Björn Ulvaeus, membre du groupe ABBA, a prononcé le discours d'ouverture du sommet mondial « AI for Good » des Nations Unies à Genève, le 13 juillet. Il a réclamé que les créateurs puissent donner leur consentement et être rémunérés lorsque leurs œuvres servent à entraîner des systèmes d'IA. Ulvaeus a cité le spectacle ABBA Voyage comme exemple d'utilisation éthique de l'IA.
Ulvaeus, qui est également président de la CISAC, a déclaré aux participants que l'IA n'est bénéfique que si les personnes dont le travail permet son existence ne sont pas effacées, donnent leur consentement et partagent ses avantages. Il a affirmé qu'une chaise supplémentaire devrait toujours être réservée aux créateurs lors des prises de décision.

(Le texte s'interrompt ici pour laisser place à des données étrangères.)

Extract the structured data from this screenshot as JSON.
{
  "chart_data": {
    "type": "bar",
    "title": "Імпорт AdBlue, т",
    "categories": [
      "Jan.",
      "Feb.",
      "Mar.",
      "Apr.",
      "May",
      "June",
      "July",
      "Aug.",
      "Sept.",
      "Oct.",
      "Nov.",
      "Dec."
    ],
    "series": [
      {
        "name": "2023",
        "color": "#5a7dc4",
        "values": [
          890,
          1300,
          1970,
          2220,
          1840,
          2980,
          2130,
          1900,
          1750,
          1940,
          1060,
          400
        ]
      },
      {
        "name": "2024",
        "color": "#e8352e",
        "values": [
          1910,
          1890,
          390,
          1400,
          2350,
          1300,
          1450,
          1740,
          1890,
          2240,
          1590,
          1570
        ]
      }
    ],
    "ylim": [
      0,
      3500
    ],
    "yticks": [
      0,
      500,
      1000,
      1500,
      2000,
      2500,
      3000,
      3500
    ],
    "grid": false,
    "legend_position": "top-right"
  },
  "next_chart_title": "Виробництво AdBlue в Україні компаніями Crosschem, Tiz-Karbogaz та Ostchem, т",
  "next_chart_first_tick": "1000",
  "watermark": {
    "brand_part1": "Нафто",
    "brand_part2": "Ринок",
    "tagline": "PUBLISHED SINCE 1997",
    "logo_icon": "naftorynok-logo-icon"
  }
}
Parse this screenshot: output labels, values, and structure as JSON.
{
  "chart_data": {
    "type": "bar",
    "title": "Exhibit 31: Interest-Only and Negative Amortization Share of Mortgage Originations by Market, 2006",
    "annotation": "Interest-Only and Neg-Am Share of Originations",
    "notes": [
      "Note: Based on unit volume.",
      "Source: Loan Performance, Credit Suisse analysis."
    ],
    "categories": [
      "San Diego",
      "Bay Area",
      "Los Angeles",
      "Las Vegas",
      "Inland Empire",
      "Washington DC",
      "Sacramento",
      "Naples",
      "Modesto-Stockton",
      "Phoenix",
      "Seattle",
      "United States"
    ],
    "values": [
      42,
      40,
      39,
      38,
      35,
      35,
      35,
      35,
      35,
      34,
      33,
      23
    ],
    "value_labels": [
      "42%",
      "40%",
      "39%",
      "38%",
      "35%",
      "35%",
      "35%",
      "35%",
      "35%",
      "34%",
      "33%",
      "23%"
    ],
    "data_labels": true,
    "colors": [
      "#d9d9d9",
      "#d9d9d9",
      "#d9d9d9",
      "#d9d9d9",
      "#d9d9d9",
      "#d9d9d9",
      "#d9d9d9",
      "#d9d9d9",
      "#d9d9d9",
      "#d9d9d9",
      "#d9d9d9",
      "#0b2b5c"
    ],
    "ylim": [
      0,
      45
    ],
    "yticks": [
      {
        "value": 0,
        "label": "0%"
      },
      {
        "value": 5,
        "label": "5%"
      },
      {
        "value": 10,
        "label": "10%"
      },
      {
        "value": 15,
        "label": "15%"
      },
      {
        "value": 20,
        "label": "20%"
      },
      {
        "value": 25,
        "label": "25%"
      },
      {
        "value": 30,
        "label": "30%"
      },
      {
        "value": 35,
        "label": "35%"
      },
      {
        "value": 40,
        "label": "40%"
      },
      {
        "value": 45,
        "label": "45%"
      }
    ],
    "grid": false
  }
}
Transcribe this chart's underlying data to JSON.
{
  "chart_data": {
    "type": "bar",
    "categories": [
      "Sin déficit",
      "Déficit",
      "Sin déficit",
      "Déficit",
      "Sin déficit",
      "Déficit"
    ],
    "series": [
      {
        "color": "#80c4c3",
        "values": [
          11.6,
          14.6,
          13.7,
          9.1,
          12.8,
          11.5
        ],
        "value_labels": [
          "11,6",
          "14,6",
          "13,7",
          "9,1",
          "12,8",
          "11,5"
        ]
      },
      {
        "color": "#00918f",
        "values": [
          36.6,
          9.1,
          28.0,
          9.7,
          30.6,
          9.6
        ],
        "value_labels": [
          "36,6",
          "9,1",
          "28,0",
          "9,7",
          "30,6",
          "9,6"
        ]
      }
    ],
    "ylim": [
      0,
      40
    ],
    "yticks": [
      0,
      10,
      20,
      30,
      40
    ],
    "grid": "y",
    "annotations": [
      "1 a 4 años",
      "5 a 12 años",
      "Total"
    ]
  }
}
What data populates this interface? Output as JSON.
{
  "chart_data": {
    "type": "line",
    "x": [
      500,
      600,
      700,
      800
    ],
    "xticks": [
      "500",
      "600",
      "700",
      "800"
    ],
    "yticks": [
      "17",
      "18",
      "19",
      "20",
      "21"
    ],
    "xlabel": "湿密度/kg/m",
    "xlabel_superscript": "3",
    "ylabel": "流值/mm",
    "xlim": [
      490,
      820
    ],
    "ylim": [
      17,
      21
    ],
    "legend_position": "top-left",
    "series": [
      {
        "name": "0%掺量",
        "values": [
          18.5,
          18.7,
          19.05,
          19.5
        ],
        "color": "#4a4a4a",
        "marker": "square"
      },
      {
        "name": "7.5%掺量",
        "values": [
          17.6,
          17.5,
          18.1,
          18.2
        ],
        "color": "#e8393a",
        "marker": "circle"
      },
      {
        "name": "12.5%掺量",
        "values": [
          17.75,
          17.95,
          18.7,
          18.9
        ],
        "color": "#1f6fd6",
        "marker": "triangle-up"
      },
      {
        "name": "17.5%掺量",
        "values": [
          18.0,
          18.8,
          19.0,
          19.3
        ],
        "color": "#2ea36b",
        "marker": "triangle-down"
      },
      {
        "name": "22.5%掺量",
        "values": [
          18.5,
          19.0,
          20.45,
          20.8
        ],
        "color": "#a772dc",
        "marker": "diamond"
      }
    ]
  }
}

Le musicien a mis en avant le spectacle ABBA Voyage à Londres, qui utilise la capture de mouvement et l'apprentissage automatique avec la participation totale et la rémunération du groupe. Il a souligné que ce projet fonctionne précisément parce que les artistes y ont été associés dès le départ.
Ulvaeus a proposé des modèles de licence collective similaires à celui de Spotify pour garantir que les créateurs reçoivent une part des revenus d'abonnement liés à l'IA. Il a insisté sur le fait que la rémunération devrait couvrir les données d'entraînement plutôt que les résultats individuels.
D'autres intervenants présents au sommet, dont John Legend, ont fait écho à ces appels en faveur de politiques protégeant les créateurs et assurant la viabilité des carrières artistiques.